A few hundred metres above Saint Martin de Belleville I go off-piste to the left and I make my way through the rowans, the firs and very thorny mountain roses. After a while I wonder whether I've taken the right direction, but then I glimpse it through a gap in the trees. For 20 minutes I sit in awe under the fresco-covered dome of Notre Dame de la Vie. Until last year this magnificent 17th century pilgrimage church was marked on the piste map. Now it seems that it's detrimental to the spirit of Savoie en Fete, or perhaps not millennium compatible. Perhaps it was in the same spirit that they decided to omit 'VETERAN, 75+' from my free ski pass this year.

Courchevel 1850, polka dotted by piddling poodles. I have an expensive coffee with some of their fur-coated owners, hoping that their husbands will leave behind their mistresses in Paris and join them for the weekend. I am dubious.

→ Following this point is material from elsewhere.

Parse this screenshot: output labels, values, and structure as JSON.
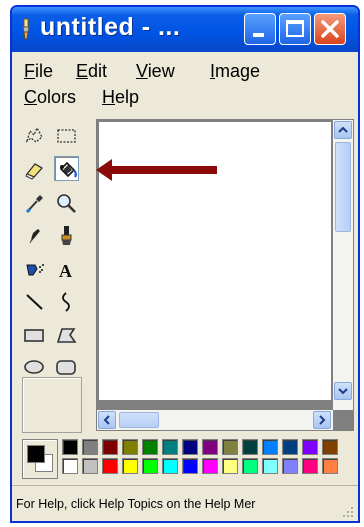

At teatime David, our handsome Australian cook questions Angus, who had evidently emerged from the pub the previous night with more than a hangover. 'How' he asks, 'taking into account that most feral males and females share a room with a friend of the same sex, how are such assignments arranged?' I prick up my ears; it is a question I had pondered on. However, my hopes are dashed. Angus shrugs it off by simply saying that such things can be arranged - yet another alpine mystery unsolved.

Late in the afternoon, fortified by a vin chaud and 400mg of Ibuprofen, I start the last run on the last day from Tougnete. There is now complete cloud cover with very poor visibility, there are pockets of granulated rice pudding even at the top, and my knees hurt like hell and refuse to flex. I am reduced to descending in a most inelegant manner. Then far down below I glimpse a girl in a yellow ski suit. As I get nearer I recognise her and some of the other gynaecologists. Slowly I overtake them and leave them behind.

Well, if I can still overtake gynaecologists young enough to be my grandchildren there might be another season left in me yet.